The NHL is at a dangerous crossroads at this point in time. The league, though revenues and such are up, has still not fully recovered from the fallout that came with the last lockout. To have a second one in less than a decade, especially coming on the heels of both the NFL and NBA having labor issues in the past year, has the potential to be devastating to the league as a whole, small market teams and especially Gary Bettman. His confidence level will flatline should there be any sort of holdup whatsoever regarding the 2012-13 season.

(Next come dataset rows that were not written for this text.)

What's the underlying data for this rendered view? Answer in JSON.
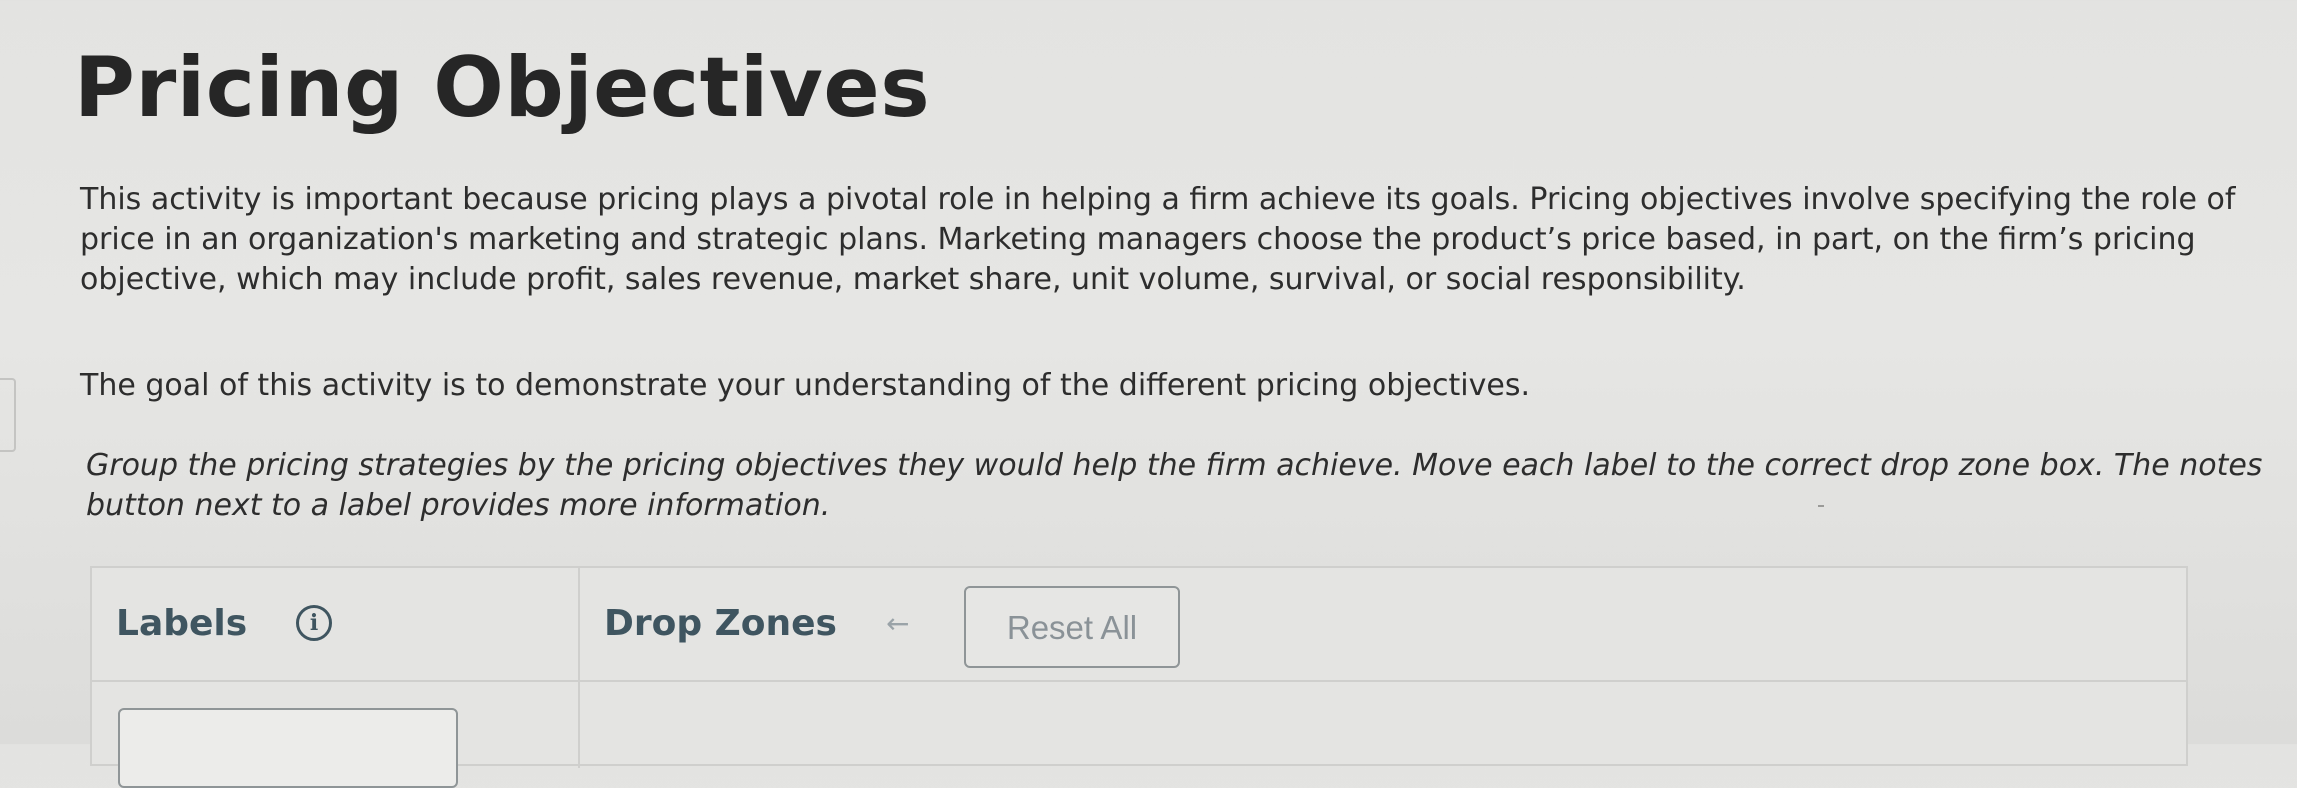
{
  "page": {
    "title": "Pricing Objectives",
    "intro": "This activity is important because pricing plays a pivotal role in helping a firm achieve its goals. Pricing objectives involve specifying the role of price in an organization's marketing and strategic plans. Marketing managers choose the product’s price based, in part, on the firm’s pricing objective, which may include profit, sales revenue, market share, unit volume, survival, or social responsibility.",
    "goal": "The goal of this activity is to demonstrate your understanding of the different pricing objectives.",
    "instructions": "Group the pricing strategies by the pricing objectives they would help the firm achieve. Move each label to the correct drop zone box. The notes button next to a label provides more information."
  },
  "activity": {
    "labels_heading": "Labels",
    "info_icon": "info-icon",
    "info_glyph": "i",
    "dropzones_heading": "Drop Zones",
    "undo_icon": "undo-icon",
    "undo_glyph": "←",
    "reset_button": "Reset All"
  },
  "colors": {
    "heading": "#3f5560",
    "button_text": "#8a9297",
    "border": "#cfcfcd"
  }
}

What’s the solution? It’s simple: institute a cap and FORCE the owners to work within the parameters of it. No more stashing of veterans on minor league teams so their salaries don’t count against the cap, no more of the ridiculously long contracts. Paying players until they are in their late 30s or early 40s in order to try and decrease the annual cap hit is merely circumvention of the rules in play. There has to be some accountability for the rampant escalation of contract figures and it has to start somewhere. In this case, it would be at the feet of ownership, not the members of the NHLPA.
With savvy minds and constructive negotiations that benefit both sides, there is no reason that this can’t be resolved amicably and have the 2012-13 season go off without a hitch. Should there be the typical negotiations that go on where ownership insistently attempts to slam a square peg into a round hole, it may be a while before we see hockey again. In the United States, where the NHL is a distant fourth among the four major professional sports leagues, that’s akin to a death knell.
Let’s hope that Bettman and company learned from the first round that cost us a season eight years ago. If they haven’t and history repeats itself, don’t put the blame on the players and Donald Fehr. Instead, look at the ones who sign the checks.